Recently, I encountered a problem in the process of small program development. That is, the array object passed by me when I adjusted the back-end interface could not be parsed normally, and would become such a string as [Object Object]. Naturally, the back end cannot use such data either. As shown in figure:
Here’s my data:
And then, here’s my request data
My mater_arr data prints out as a normal array, but it does pass as an object object string. After a long search, I came up with a solution that uses JSON serialization, i.e. Json.stringify to parse objects into strings.
This, I think is also a better solution, but the need for back-end cooperation, and then the object string parsing out; However, my back – end comrade refused to help, so I went back to research.
After looking for a long time, I finally found a solution, but quite troublesome, is to use the following data structure to upload:
const data = {
id: 1.title: 'test'
}
// The data that we want to upload normally
/ / such as mater_arr is a [{id: 1, the title: 'stone'}, {id: 2, the title: 'diamond'}] such data
this.mater_arr.forEach((item, idx) = > {
for (const key in item) {
const _data = mater_arr[idx][key] = item[key]
data.push(_data)
}
})
Copy the code
In this way, the data structure passed over is actually:
{
id: 1, title: 'test ', mater_arr[0][id]:1, mater_arr[0][title]: Stones,... }Copy the code
I think it has something to do with the way the backend receives the mater_arr array object. In fact, WHEN I do this, I want to use the FormData object to try to see if I can pass, but it turns out that the small program does not have this object, speechless…
In conclusion, this should be a protocol problem in the transmission process, right? Because our backend required that the content-type of the process we uploaded must be X-www-form-urlencoded, it seemed that this Type of data could not be nested with objects, so the object object display problem was caused. Here are some common format differences:
Role format | | | | — – | — – | — – | | application/x – WWW – form – urlencoded | default transmission format, Through the key, the value, & the way patchwork | | multipart/form – data | can upload key-value pairs, can also transfer files | | application/json | represents the data of the json string, need the back-end processing |
I certainly think json.stringify is a good solution, and now the backend framework seems to handle these requests quite simply and automatically.

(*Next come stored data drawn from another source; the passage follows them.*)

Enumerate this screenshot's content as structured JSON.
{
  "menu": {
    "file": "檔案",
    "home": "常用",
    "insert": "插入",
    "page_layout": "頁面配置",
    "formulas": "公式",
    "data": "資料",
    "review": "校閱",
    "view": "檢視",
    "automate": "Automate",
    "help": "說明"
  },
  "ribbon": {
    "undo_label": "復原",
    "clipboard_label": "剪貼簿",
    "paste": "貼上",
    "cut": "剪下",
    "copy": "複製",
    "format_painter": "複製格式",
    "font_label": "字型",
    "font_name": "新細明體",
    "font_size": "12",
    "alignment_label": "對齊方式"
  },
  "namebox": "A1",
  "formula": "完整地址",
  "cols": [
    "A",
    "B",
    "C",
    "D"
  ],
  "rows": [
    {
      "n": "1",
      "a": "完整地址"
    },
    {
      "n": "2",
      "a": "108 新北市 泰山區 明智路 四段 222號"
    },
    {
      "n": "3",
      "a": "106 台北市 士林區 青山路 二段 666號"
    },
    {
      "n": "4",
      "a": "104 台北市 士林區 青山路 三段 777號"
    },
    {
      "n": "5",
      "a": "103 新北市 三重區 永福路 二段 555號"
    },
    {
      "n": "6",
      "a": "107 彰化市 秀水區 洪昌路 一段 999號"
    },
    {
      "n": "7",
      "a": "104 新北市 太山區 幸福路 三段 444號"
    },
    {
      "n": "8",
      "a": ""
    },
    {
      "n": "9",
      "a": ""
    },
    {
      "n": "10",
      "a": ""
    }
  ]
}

Another solution is to pass in the same parameters as I did above, which I’ve only used in my case, and it’s possible, perhaps, to do with the back-end values. $_POST[‘xx’] = $_POST[‘xx’]
In a word, in a word. In the past, I didn’t pay much attention to the format difference of these requests. I started to use the default format of the tool. I don’t know what happened when ENCOUNTERING problems.